The steep climb up to the top of Hebden Crag on Sunday's run
We'd planned a shorter run for Sunday but somehow miscalculated and finished up running a circuit of exactly the same distance. The heather is currently in bloom and we were anxious to get among it - and smell it.
Happy among the heather
  We'd barely gone a mile before it bombarded our nostrils with its wonderful scent.  We carried on, seeking more of it, crossing the dam at a dried up Mossy Mere.
Water shortage at Mossy Mere
Then over rushy haunts of zig-zagging snipe into Backstone Edge lane leading up to our peat cuttings on Hebden Moor.
Solitary peat cutter
A solitary, bare chested figure was stacking newly cut peat and bagging some that had dried.  It's hard work, as my wonderful partner can vouch for, and we didn't envy him toiling away in the mounting heat.
Miles of nothingness over Grassington Moor
Then again, I don't suppose he envied us either, running across the broad, empty expanse of Grassington Moor towards Blea Ghyll, miles from civilisation or any habitation. In 75ºF.
Looking into Blea Ghyll.
Blea Ghyll is a delectable spot where I've bathed in a pool at the foot of a waterfall where rainbows formed in the sunlit spray.  On a cliff overlooking the waterfall a kestrel nested in splendid isolation.  On Sunday there was hardly a trickle of water.  Only an eerie silence.
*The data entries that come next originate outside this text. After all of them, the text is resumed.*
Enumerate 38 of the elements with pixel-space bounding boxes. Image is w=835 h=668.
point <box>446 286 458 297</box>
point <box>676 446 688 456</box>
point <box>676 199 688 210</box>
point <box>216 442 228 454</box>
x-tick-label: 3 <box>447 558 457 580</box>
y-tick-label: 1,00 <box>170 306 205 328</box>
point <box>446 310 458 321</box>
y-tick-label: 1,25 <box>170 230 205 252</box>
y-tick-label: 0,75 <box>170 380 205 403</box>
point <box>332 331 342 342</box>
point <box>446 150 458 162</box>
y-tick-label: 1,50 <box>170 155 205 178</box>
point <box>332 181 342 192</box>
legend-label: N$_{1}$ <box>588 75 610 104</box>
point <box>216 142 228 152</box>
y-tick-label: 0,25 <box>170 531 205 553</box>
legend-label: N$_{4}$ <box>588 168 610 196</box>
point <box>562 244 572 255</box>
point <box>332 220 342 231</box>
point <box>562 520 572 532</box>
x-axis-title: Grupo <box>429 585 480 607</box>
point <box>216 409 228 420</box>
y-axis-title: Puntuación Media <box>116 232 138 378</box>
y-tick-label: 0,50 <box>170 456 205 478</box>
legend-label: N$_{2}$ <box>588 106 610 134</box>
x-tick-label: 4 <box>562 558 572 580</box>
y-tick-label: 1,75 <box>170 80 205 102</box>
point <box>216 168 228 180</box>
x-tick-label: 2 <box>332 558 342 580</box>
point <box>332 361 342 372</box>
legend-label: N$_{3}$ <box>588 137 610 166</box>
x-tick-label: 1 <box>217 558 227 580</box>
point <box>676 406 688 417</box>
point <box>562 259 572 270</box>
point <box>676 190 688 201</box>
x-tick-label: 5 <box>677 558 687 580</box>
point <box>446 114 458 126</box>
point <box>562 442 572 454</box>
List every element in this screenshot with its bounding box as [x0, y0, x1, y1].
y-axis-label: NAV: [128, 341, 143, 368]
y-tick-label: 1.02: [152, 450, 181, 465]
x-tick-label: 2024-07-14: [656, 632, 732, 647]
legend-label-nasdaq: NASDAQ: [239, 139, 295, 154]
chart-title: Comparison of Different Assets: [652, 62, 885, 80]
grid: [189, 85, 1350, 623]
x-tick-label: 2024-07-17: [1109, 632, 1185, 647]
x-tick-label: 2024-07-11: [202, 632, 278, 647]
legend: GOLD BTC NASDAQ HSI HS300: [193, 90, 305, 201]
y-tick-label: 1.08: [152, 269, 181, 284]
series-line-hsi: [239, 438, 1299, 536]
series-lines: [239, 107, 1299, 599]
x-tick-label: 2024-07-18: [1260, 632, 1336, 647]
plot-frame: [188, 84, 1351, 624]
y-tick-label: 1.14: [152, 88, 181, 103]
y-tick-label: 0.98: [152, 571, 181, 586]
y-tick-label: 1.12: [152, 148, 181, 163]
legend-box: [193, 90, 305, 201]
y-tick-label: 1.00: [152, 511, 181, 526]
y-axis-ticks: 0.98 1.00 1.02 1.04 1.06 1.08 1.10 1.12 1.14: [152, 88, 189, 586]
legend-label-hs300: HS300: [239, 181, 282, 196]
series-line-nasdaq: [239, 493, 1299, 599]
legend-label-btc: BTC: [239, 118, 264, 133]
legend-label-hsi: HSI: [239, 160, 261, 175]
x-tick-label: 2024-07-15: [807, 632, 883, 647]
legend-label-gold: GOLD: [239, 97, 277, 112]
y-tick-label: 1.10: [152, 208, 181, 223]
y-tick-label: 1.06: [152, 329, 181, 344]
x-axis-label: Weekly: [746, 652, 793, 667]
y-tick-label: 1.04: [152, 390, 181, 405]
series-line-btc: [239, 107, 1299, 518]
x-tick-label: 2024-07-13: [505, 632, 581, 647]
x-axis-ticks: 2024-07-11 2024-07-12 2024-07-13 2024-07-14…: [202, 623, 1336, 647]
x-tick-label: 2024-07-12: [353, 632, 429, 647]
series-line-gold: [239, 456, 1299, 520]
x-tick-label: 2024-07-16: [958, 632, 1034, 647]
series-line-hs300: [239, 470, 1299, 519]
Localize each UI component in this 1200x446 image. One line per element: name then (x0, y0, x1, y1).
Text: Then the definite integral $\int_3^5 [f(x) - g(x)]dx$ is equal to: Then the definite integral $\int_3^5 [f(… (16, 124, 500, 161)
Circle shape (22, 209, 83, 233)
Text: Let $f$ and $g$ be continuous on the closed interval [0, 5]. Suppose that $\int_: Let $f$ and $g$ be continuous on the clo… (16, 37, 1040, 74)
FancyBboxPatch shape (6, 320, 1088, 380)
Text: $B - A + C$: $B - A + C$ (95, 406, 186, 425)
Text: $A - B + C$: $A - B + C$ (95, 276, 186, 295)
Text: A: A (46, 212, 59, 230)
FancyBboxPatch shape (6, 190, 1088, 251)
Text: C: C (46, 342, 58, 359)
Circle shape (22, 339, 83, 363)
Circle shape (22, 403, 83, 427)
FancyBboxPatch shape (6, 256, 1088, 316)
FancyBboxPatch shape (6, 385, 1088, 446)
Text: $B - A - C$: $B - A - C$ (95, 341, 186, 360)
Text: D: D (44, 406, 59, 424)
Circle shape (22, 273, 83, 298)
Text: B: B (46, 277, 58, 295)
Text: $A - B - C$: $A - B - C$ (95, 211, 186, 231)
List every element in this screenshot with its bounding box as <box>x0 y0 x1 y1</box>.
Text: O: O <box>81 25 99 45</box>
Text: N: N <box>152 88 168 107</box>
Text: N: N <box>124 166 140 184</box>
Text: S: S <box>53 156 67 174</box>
Not even a bird cry.
Ooh look, helicopters....
We carried on over the moor, herding sheep as we ran the broad track, past a tarn where  damsel flies darted hither and thither, iridescent turquoise needles with wings sparkling in the sunlight.
Air planing downhill
My old bones were beginning to feel the strain.  I was glad to cross the 1,300ft contour to start the downhill run for home.  Passing familiar landmarks we swept down into Hebden Ghyll, past the bent tree and alongside the dried up beck where a rabbit was either dying of thirst or in the first throes of myxomatosis.
Hebden Ghyll
  TomTom registered 7.14 miles with 769ft of ascent.  Also, in the heat, I'd burnt nearly 1,000 calories and was mighty anxious to replace them.
 Not quite sure how many there are in a pork pie, half a jar of biscuits, half a bottle of electrolyte juice and a can of lager.
But it seemed to do the trick!

1 comment:

  1. Replacing those calories is almost as important as getting yourself rehydrated......I perhaps take rehydration a little too seriously at times!